Nel 1062 tentò la conquista della cittaduzza il Conte Ruggero, ma dovette rinunciarvi perché i Greci di Troina, in sua assenza, si ribellarono alle anghe­rie delle soldataglie normanne, che non lasciavano tranquille le donne troinesi. Il Conte tornò a Nicosia tré anni dopo e questa volta riuscì a prenderla. Subito dopo ricostruì il castello e lo fortificò.
Da quel momento il Castello fu adoperato dalle varie dominazioni della Sicilia (Svevi, Aragonesi, ecc.) fino a quando, coi Borboni, non divenne carcere.
Con l'unità d'Italia, e in seguito alle leggi eversive del 1866, il carcere venne trasferito sul Colle dei Cappuccini. Il Castello venne definitivamente abbandonato e le forze demolitrici della natura e quanti tra gli abitanti della zona ebbero bisogno di materiali da costruzione, fecero il resto.
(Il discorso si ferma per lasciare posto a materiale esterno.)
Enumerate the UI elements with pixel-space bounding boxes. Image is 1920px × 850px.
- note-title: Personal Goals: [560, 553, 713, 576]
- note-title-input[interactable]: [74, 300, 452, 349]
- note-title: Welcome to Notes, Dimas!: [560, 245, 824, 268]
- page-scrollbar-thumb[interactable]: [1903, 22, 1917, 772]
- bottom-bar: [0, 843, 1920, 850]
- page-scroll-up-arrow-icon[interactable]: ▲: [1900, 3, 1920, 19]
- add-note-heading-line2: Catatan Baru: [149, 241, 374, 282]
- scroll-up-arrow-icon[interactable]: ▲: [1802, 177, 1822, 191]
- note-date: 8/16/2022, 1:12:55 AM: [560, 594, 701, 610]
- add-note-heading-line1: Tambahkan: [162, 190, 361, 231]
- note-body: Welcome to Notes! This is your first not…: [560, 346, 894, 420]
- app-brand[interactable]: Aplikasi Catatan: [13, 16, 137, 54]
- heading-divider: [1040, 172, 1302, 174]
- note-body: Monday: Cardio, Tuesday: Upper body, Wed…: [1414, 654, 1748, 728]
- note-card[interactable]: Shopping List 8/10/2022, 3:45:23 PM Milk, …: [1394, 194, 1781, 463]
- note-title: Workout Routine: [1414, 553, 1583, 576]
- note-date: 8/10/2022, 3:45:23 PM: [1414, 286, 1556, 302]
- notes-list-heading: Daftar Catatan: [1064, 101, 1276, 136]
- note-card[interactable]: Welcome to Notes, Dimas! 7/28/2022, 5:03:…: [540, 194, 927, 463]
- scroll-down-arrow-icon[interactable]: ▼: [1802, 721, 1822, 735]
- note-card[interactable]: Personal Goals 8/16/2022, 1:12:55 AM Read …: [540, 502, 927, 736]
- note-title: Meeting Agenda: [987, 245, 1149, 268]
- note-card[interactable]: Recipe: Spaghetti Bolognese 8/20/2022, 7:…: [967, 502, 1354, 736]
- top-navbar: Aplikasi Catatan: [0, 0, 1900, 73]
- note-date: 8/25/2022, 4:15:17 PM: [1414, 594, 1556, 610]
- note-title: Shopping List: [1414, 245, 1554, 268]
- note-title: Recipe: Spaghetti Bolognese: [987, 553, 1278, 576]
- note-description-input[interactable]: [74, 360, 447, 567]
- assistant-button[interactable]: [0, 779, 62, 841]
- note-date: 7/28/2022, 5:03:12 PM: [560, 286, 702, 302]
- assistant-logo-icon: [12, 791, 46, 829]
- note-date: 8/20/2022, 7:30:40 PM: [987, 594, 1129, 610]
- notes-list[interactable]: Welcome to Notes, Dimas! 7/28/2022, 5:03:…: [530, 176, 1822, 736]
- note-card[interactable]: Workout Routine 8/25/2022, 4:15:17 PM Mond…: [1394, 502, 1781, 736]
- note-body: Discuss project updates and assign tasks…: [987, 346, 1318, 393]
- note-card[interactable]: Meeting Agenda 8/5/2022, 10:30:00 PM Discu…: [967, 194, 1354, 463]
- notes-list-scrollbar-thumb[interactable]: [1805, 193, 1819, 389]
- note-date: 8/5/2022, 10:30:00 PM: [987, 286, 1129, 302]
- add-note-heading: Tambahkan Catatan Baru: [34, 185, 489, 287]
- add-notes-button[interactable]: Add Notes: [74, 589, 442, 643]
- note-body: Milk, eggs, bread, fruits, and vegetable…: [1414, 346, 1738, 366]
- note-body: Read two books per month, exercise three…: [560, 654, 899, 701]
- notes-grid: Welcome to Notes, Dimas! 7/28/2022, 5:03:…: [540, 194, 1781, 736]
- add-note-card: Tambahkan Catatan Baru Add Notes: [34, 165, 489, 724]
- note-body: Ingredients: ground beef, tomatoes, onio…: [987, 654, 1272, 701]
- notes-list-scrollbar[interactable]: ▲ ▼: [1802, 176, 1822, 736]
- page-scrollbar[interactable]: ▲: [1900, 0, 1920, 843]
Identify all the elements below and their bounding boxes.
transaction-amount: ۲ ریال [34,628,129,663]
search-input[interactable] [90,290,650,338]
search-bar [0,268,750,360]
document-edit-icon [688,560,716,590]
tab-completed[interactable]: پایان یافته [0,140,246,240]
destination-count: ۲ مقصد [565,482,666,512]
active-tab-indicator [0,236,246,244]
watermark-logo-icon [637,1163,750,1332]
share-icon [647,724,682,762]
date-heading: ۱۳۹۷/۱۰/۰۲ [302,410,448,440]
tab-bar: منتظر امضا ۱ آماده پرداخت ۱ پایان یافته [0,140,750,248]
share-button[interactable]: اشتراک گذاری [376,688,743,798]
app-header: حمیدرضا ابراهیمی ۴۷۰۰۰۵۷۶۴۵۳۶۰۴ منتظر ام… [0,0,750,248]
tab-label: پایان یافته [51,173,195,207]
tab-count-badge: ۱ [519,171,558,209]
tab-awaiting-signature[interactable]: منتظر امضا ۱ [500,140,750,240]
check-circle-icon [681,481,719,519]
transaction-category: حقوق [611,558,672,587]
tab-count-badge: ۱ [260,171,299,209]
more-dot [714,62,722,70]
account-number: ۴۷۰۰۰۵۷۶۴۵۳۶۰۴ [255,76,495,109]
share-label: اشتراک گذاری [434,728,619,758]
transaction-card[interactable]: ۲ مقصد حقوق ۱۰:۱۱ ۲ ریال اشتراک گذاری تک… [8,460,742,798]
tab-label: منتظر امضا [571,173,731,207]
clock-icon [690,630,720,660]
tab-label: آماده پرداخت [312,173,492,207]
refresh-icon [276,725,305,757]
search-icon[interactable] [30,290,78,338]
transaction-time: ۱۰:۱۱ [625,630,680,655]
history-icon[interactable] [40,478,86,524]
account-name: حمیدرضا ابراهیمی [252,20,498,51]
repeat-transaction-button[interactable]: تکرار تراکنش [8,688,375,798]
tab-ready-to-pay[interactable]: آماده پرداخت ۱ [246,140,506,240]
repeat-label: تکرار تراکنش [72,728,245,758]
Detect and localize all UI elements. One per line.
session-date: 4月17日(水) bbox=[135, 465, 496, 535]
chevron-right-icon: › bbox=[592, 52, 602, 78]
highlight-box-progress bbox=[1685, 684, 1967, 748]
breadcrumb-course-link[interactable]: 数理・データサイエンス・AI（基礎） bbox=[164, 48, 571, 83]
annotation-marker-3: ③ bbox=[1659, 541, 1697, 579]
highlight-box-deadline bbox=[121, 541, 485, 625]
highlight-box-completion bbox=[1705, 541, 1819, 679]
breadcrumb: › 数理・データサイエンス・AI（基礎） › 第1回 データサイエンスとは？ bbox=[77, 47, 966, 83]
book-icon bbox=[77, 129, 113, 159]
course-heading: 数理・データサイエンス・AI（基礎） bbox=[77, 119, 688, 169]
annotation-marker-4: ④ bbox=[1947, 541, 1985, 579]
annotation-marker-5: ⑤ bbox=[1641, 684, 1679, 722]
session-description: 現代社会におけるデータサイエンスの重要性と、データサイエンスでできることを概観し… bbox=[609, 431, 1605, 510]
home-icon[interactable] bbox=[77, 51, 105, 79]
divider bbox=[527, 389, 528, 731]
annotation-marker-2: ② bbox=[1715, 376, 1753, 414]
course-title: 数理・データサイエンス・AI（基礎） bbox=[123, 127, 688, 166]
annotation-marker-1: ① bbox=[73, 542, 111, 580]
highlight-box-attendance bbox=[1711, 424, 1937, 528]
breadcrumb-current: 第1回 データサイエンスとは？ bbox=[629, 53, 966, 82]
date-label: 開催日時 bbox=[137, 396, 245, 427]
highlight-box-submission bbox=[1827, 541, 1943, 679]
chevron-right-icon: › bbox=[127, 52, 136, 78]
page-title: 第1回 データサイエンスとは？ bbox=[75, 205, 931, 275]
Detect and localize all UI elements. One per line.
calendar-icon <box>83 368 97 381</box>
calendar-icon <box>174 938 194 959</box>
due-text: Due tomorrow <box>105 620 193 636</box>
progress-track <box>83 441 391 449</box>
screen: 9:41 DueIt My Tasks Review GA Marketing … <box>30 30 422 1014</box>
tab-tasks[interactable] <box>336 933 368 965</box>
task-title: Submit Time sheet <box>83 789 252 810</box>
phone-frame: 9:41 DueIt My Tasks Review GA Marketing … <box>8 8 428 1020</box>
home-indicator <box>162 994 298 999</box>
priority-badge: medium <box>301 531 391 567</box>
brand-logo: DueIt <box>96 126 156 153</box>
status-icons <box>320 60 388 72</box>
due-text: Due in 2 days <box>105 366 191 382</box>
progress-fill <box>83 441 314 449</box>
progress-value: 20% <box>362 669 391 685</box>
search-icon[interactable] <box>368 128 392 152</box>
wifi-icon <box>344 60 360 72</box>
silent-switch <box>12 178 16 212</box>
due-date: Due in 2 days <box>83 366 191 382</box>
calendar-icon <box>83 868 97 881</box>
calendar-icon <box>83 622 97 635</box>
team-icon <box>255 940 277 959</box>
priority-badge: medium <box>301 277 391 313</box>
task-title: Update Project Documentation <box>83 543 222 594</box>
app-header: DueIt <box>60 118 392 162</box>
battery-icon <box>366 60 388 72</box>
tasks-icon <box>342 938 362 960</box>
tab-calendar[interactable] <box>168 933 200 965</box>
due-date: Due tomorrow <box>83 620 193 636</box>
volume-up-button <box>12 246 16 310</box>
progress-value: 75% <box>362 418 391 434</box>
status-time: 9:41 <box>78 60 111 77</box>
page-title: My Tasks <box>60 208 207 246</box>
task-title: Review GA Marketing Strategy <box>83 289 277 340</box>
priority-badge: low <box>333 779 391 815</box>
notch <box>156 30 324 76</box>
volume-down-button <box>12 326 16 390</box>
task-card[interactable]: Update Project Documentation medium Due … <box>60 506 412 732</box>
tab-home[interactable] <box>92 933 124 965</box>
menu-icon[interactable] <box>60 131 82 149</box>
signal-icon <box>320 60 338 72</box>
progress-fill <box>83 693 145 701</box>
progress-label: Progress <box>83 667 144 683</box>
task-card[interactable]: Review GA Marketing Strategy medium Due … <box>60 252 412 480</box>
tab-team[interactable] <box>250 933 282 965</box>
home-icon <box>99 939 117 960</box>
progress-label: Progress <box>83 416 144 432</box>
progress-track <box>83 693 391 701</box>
Sul versante di sud-est, a qualche centinaio di metri dal Castello, si trova la chiesetta di San Nicolo il Piccolo (o di Santa Nicolella). Essa è angusta come dimensione e rozza di costruzione, con certi affreschi appena visibili, brutti ma sicuramente bizantini.
Sul versante settentrionale, per un viottolo, si accede ad un sito in cui sono scavati pozzi, cunicoli per la raccolta delle acque e buche con un sistema per lavare indumenti. Uno di questi cunicoli immette in una grotta sottostante, a tré vani, con una trentina di giacigli. Si potrebbe pensare ad una serie di tombe, ma è più credibile che si tratti di una prigione come fanno pensare le boccole accanto a ciascun giaciglio, per legarvi i prigionieri.
Tutta la scarpata rocciosa è cosparsa di vani scavati nella roccia. Si tratta di tombe antichissime, preelleniche la maggior parte, anche se in epoche suc­cessive riutilizzate.
Su una della scarpate, dal lato di occidente, in corrispondenza del Castello piccolo si trova un grande anfratto dove è scavato un fonte, che nelle annate piovose si riempie d'acqua. L'anfratto è chiamato «dell'acqua delle arance». Non si tratta, però, di un'acqua dal particolare sapore di arance, come taluni sono portati a credere, ma di un'acqua in cui, nel tempo in cui ricevette questo nome, si trovavano granchi di acqua dolce (nel sic. aranci).Un parco ben sistemato a cura del Comune valorizzerebbe appieno questo sito che nel corso degli ultimi secoli non ha subito altro che l'incuria e il disinteresse degli uomini.